Difference between slojd-carpentry and ordinary carpentry.

It must be borne in mind that although slojd-carpentry and ordinary carpentry have something in common, inasmuch as the same raw material (wood) is employed, and to some extent the same or similar tools are used, yet they differ one from the other in several very important respects. For example, the articles made in slojd-carpentry are in many cases quite different from those which fall within the province of the carpenter. The articles made in slojd-carpentry are differentiated partly by their smaller size, for the articles made in workshops are generally much larger; partly by their form, for they are often bounded by variously curved outlines, whilst articles made by the carpenter are generally rectangular or cylindrical. This is especially shown in the case of the many different kinds of spoons, ladles, scoops, handles, etc, etc, which form such an important element in slojd -carpentry.

Further, though many tools are common to both kinds of work, there are also considerable differences in this respect. Several tools which are seldom or never used in the carpenter's workshop, e.g., the axe, the draw-knife, and the spoon-iron, occupy an important place in slojd-carpentry.

The most characteristic tool in slojd-carpentry is, however, the knife, and by the use of this, his chief instrument, the slbjder may always be distinguished from the carpenter, whose favourite tool is the chisel, and who, as seldom as possible, and never willingly, takes the knife in his hand. In carpentry, on the other hand, use is made of a number of tools more or less necessary, which are quite unknown to the slojder, who works for the most part under more primitive conditions.

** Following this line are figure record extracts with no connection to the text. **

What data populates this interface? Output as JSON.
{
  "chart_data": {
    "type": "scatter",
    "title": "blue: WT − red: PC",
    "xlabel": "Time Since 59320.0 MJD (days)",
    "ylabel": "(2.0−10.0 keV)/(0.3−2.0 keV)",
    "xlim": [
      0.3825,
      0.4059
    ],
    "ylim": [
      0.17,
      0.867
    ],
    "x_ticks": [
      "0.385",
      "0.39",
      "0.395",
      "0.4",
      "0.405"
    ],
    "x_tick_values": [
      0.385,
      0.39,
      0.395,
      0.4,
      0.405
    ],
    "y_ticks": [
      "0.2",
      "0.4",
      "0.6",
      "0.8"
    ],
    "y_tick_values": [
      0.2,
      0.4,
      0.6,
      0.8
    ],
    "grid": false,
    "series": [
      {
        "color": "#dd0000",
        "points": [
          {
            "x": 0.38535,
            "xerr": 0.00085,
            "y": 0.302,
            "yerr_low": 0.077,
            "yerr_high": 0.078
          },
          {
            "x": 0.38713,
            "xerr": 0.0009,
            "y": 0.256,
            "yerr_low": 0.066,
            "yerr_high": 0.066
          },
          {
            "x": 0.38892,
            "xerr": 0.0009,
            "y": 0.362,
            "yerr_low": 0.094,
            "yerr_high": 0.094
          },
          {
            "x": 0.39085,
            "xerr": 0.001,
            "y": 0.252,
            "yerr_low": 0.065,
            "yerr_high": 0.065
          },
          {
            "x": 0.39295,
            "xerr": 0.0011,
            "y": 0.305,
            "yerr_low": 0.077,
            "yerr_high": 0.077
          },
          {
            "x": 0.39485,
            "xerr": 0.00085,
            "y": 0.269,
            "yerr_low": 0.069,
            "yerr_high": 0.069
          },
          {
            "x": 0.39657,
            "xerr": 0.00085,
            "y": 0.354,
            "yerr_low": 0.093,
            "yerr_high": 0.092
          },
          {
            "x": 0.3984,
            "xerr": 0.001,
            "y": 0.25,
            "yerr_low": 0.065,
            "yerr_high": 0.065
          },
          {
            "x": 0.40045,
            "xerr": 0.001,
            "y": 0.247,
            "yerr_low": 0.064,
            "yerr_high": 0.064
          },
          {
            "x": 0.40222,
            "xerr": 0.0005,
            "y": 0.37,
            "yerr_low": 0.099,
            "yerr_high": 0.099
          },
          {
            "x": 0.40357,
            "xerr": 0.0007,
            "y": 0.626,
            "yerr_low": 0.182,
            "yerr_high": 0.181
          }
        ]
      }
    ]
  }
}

Distinct differences can also be pointed out in the manner of executing the work (for while division of labour is practised in carpentry, it is not permitted in slojd) and in the manner of using the tools. It will be seen from the foregoing that much may pass under the name of instruction in slojd which, properly speaking, ought simply to be called instruction in carpentry. It is most important that this distinction should be maintained, because otherwise educational slojd will by degrees be lost in instruction in carpentry as a trade.